I even decided to give it to my mother. When I delivered it early in December, it was fourth grade all over again. She loved it, and promptly displayed it on the mantle. I was a little embarrassed, but also ridiculously proud.

We returned to her house for the big holiday dinner weeks later. On her mantle was a huge wreath. It was gorgeous, the greenery absolutely perfect, the colors flowing in a holiday harmony that would have silenced any decent choir. Martha Stewart would have given her left tit for this wreath.

And there, on the little music stand next to the mantle, was my recycled bag wreath.

"Oh! Did you see the wreath Christy sent me?" my mother said.

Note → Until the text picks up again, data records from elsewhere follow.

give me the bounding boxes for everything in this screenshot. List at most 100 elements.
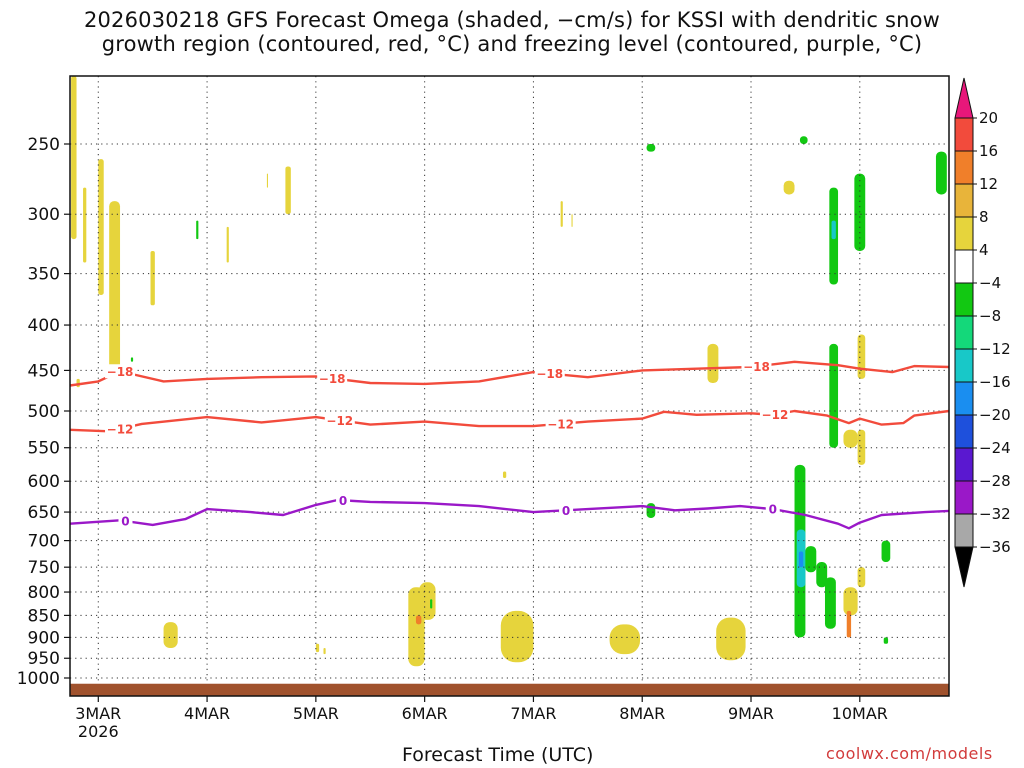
omega-region-26 <box>783 180 795 195</box>
omega-region-35 <box>831 220 836 240</box>
dgz-minus12-label-bg-1 <box>324 413 355 428</box>
y-axis: 2503003504004505005506006507007508008509… <box>17 135 70 689</box>
omega-region-43 <box>857 567 866 588</box>
omega-region-23 <box>646 503 656 518</box>
freezing-level-label-0: 0 <box>121 515 129 529</box>
colorbar-box-1 <box>954 117 974 152</box>
plot-frame <box>69 75 950 697</box>
dgz-minus12-label-0: −12 <box>107 422 134 436</box>
omega-region-20 <box>571 214 573 227</box>
x-tick-label-8MAR: 8MAR <box>619 704 665 723</box>
dgz-minus12-label-1: −12 <box>326 414 353 428</box>
omega-region-32 <box>816 562 828 588</box>
y-tick-label-700: 700 <box>28 532 60 552</box>
x-tick-label-4MAR: 4MAR <box>184 704 230 723</box>
colorbar-label-10: −24 <box>979 439 1011 457</box>
contour-lines: −18 −18 −18 −18 −12 −12 −12 −12 0 0 0 0 <box>69 359 950 530</box>
y-tick-label-350: 350 <box>28 265 60 285</box>
colorbar-box-5 <box>954 249 974 284</box>
omega-region-38 <box>857 334 866 379</box>
colorbar-box-6 <box>954 282 974 317</box>
omega-region-36 <box>829 343 839 448</box>
dgz-minus18-label-bg-3 <box>741 359 772 374</box>
terrain-band <box>70 683 949 696</box>
omega-region-18 <box>502 471 507 479</box>
colorbar-label-1: 16 <box>979 142 998 160</box>
y-tick-label-1000: 1000 <box>17 669 60 689</box>
y-tick-label-900: 900 <box>28 628 60 648</box>
dgz-minus18-label-bg-0 <box>105 364 136 379</box>
omega-shading <box>71 76 947 667</box>
colorbar-label-6: −8 <box>979 307 1001 325</box>
y-tick-label-800: 800 <box>28 583 60 603</box>
freezing-level-label-1: 0 <box>339 494 347 508</box>
x-tick-label-9MAR: 9MAR <box>728 704 774 723</box>
omega-region-19 <box>560 201 563 227</box>
y-tick-label-850: 850 <box>28 606 60 626</box>
omega-region-22 <box>646 144 656 152</box>
dgz-minus12-label-bg-3 <box>759 407 790 422</box>
dgz-minus18-label-1: −18 <box>319 372 346 386</box>
colorbar-label-8: −16 <box>979 373 1011 391</box>
freezing-level-line <box>69 498 950 530</box>
freezing-level-label-bg-1 <box>336 493 351 508</box>
dgz-minus18-label-0: −18 <box>107 365 134 379</box>
y-tick-label-450: 450 <box>28 361 60 381</box>
omega-region-1 <box>83 187 87 263</box>
colorbar-box-13 <box>954 513 974 548</box>
omega-region-39 <box>843 429 858 448</box>
y-tick-label-250: 250 <box>28 135 60 155</box>
omega-region-27 <box>799 136 808 144</box>
y-tick-label-600: 600 <box>28 472 60 492</box>
freezing-level-label-bg-3 <box>765 502 780 517</box>
omega-region-15 <box>415 615 422 625</box>
omega-region-17 <box>500 610 534 663</box>
omega-region-0 <box>71 76 77 240</box>
omega-region-42 <box>846 610 852 638</box>
dgz-minus12-label-bg-0 <box>105 421 136 436</box>
x-tick-label-6MAR: 6MAR <box>402 704 448 723</box>
watermark: coolwx.com/models <box>826 744 993 763</box>
chart-title-line1: 2026030218 GFS Forecast Omega (shaded, −… <box>83 8 941 32</box>
omega-region-25 <box>716 617 746 661</box>
colorbar-label-3: 8 <box>979 208 989 226</box>
colorbar-box-9 <box>954 381 974 416</box>
gridlines <box>70 76 949 696</box>
omega-region-46 <box>935 151 947 195</box>
omega-region-3 <box>109 201 121 371</box>
colorbar-top-arrow <box>954 77 974 119</box>
omega-region-41 <box>843 587 858 616</box>
x-axis-label: Forecast Time (UTC) <box>402 744 594 766</box>
omega-region-11 <box>315 643 320 653</box>
dgz-minus18-line <box>69 360 950 387</box>
colorbar-box-2 <box>954 150 974 185</box>
omega-region-45 <box>883 637 889 644</box>
dgz-minus12-line <box>69 409 950 433</box>
omega-region-6 <box>266 173 268 188</box>
colorbar-box-10 <box>954 414 974 449</box>
omega-region-16 <box>430 599 433 609</box>
omega-region-5 <box>226 226 229 263</box>
omega-region-9 <box>130 357 134 362</box>
dgz-minus18-label-3: −18 <box>743 360 770 374</box>
omega-region-24 <box>707 343 719 384</box>
freezing-level-label-bg-0 <box>118 514 133 529</box>
omega-region-4 <box>150 250 155 306</box>
dgz-minus12-label-2: −12 <box>547 417 574 431</box>
omega-region-31 <box>805 546 817 573</box>
colorbar-box-8 <box>954 348 974 383</box>
dgz-minus18-label-2: −18 <box>536 367 563 381</box>
colorbar-label-5: −4 <box>979 274 1001 292</box>
omega-region-12 <box>323 647 326 655</box>
freezing-level-label-3: 0 <box>769 503 777 517</box>
y-tick-label-650: 650 <box>28 503 60 523</box>
omega-region-8 <box>196 220 199 240</box>
colorbar-box-12 <box>954 480 974 515</box>
y-tick-label-750: 750 <box>28 558 60 578</box>
colorbar-box-11 <box>954 447 974 482</box>
omega-region-30 <box>798 551 804 568</box>
x-tick-sublabel-3MAR: 2026 <box>78 722 119 741</box>
colorbar-label-4: 4 <box>979 241 989 259</box>
dgz-minus18-label-bg-1 <box>317 371 348 386</box>
y-tick-label-550: 550 <box>28 439 60 459</box>
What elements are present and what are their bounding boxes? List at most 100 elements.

Of course. My sister. From across the Midwest she had reached into the open-ended game of sibling rivalry black jack and tossed down a big, fat ace right here, in my mother's house.

I turned to look at my mother, to apologize for my sad little homemade wreath. But one look at her brought me up short. She had no idea of the vast gulf that lay between my wreath with the ripped grocery bags and the Epic Salute to the Spirits of Yuletide on the mantle. In her eyes, they were somehow THE SAME.

I was floored. First, I realized I'd have no chance to ditch my plastic ring of economy Christmas in the closet, sparing myself the inevitable comparisons that would race across the faces of every relative present. Then, it dawned on me.

My mother is incredible.

In her heart and in her eyes, they were from her daughters. They were our love shaped into circles and she cherished them both.

Already I find this beautiful blindness within myself. I see gifts given from the heart of my children are the same, despite all appearances to the contrary.

As a daughter, I'm still completely mortified by the memory of the wreath rivalry where I was so completely left in the dust. Yet I take considerable comfort in knowing that to my mother there was no contest—and there never has been.